I come to Logan as a non-fan, a person who never read Marvel or DC growing up and is now increasingly annoyed at having to sit through five or six of these infantile superhero things every year (it’s no coincidence that my favourite from last year, Batman v. Superman: Dawn of Justice, is the one most comic-book fans hate). Logan, however, is something else, sombre and tormented and ultra-violent without the giggly veneer of the violence in Deadpool, more a case of being too fed up to sugar-coat the violence anymore – though in fact the violence is almost a gimmick, goosing the audience with the spectacle of an 18-rated X-Men movie. Oddly enough, the film this most resembles – underneath the blood-letting and moody pessimism – may be Real Steel, the underrated kiddie action comedy from a few years ago.
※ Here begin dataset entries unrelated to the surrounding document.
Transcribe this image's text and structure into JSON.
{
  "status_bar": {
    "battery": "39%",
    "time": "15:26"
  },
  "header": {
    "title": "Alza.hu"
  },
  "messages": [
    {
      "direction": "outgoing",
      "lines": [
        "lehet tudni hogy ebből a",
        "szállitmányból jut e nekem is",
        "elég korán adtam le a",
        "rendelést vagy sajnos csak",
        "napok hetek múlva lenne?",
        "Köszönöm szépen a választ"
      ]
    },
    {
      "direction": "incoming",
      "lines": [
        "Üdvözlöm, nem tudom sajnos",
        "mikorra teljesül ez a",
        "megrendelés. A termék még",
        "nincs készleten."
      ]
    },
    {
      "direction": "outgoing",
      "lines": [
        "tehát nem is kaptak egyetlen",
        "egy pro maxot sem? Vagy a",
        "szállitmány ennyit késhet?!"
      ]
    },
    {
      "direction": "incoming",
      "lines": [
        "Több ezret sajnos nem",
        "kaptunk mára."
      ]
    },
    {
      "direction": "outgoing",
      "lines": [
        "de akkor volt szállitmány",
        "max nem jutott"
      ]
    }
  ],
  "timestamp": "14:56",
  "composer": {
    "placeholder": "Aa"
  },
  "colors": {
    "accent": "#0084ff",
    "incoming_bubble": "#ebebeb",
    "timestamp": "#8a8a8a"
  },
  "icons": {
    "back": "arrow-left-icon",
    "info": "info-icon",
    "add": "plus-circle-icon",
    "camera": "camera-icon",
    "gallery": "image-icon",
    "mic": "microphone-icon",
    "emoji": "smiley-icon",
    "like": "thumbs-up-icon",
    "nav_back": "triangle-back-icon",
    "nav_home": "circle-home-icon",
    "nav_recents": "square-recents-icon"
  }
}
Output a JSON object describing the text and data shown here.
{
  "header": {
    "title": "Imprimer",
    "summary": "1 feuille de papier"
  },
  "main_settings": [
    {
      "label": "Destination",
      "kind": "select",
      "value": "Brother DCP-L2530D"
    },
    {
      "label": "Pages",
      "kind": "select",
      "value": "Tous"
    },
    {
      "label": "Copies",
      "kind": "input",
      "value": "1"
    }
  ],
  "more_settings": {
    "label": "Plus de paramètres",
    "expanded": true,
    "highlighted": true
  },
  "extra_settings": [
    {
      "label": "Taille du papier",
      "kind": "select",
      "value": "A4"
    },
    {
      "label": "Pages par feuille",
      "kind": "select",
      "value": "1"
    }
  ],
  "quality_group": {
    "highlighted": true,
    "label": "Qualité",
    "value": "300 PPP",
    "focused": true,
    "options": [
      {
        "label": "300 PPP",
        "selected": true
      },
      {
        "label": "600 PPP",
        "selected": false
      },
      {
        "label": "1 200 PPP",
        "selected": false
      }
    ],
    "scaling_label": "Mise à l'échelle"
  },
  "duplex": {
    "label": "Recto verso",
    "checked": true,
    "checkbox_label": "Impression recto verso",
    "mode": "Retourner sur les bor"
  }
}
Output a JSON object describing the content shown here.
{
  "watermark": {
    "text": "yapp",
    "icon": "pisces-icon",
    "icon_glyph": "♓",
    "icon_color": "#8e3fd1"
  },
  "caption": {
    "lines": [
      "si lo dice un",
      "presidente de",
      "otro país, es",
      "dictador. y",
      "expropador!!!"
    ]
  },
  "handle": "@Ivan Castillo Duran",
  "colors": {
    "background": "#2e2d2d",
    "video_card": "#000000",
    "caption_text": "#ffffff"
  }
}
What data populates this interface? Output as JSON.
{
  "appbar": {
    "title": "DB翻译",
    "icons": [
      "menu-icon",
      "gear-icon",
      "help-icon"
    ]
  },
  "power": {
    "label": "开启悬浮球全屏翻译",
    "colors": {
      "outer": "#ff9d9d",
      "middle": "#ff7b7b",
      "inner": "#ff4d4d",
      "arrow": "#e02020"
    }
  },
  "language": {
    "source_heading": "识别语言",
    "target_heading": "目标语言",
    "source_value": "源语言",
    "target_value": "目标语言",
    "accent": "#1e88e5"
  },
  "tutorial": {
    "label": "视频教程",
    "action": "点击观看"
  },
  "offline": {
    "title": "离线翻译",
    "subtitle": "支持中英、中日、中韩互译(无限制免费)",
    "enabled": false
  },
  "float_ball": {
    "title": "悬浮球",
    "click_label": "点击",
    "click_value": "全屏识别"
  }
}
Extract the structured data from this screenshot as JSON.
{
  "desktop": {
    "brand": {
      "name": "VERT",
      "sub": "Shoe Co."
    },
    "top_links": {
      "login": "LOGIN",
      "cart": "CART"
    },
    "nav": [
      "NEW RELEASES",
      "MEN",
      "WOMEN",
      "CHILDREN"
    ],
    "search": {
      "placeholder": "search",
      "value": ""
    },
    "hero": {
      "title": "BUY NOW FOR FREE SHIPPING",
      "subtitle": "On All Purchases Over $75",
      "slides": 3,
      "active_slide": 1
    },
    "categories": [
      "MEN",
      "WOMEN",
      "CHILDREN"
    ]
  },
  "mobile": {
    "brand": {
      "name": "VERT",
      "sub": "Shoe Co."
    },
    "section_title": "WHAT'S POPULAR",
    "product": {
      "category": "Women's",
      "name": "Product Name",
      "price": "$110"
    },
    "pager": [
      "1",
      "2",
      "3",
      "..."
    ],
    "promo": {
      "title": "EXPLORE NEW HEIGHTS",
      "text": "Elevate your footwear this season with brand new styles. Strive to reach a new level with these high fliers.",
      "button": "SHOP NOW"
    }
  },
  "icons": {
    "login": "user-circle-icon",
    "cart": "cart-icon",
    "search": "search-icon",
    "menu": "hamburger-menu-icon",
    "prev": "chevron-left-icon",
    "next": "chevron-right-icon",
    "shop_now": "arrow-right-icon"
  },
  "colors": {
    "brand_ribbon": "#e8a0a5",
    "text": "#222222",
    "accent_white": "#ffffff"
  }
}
Once again, here’s a cynical hero whose life gets turned around by a sassy child. Once again, here’s a case of Man vs. Machine. And of course, once again, here’s Hugh Jackman.
Jackman is a strange, in-between sort of actor: he’s not subtle, but sometimes he can bring so much conviction to his outsize emotions that he lifts the whole film to another level (other times, he just seems unsubtle). Logan is a mess, leaking pus and blood, getting by on whisky and barbiturates; he’s filled with self-loathing – “Maybe we were God’s mistake,” he says of his fellow mutants – and chafes at the disapproval of enfeebled father-figure Xavier (dropping the Professor’s air of serene omniscience seems to have liberated Stewart, who revels in half-senile babble and a sprinkling of f-words). The sassy child in question is a mutant named Laura (newcomer Dafne Keen) who has claws just like Wolvie and seems to be mute as well as mutant, or at least she doesn’t talk much; they’re an odd couple, angry dying Logan and the kid – but they’re also lethal, and the action scenes mostly feature thugs being over-confident and (just about) living to regret it. There are spurts of blood and severed heads – the violence is real – but it’s also thrilling to see Wolverine roused back into action. As in Real Steel, Jackman makes such a good snarling cynic that when he wakes up it’s practically operatic.
Also as in Real Steel, his guilt and doubts make him human (albeit “enhanced”) while his opponents are machines – and the main villain is a scientist (Richard E. Grant) who’s at the forefront of the drive to control mutant-kind, breeding mutants in the lab and removing their pesky conscience. “It’s 2029, why are we still talking about mutants?” says an overheard someone, and even an X-Men noob like myself can appreciate the ways in which the franchise reflects its times: previous X-Men films (the first was made in 2000) focused on a ‘deviant’ minority fighting for its rights, like the various real-life campaigns in the West in the 21st century – but Logan is set in a time when the battle has been won yet the war is lost, the authoritarian state having taken over everything. Sound familiar?
Logan isn’t fluffy, but I knew that going in (studio hype has been trumpeting its ‘harder edge’ for months now). More surprisingly, it isn’t flippant, or shallow, or pleased with itself. Logan, like Shane – the hero of the classic 50s Western that’s explicitly referenced – is a killer who no longer has a place in polite society, yet can still do his bit to help the weak before moving on; you can’t live with killing, says Shane sadly, nor can you take it back. Much of the film is a chase movie, and at one point the unlikely trio (Logan, the Prof and the kid) befriend a farmer and his family who invite them to stay the night; “Logan, you still have time,” says Xavier, meaning time to get back to normal life and find something like this ordinary, God-fearing family – but in fact he doesn’t, and Hugh Jackman’s larger-than-death performance shows that he knows it. The song behind the closing credits is ‘The Man Comes Around’, a song about the coming Apocalypse. All in all, I think Logan has earned it.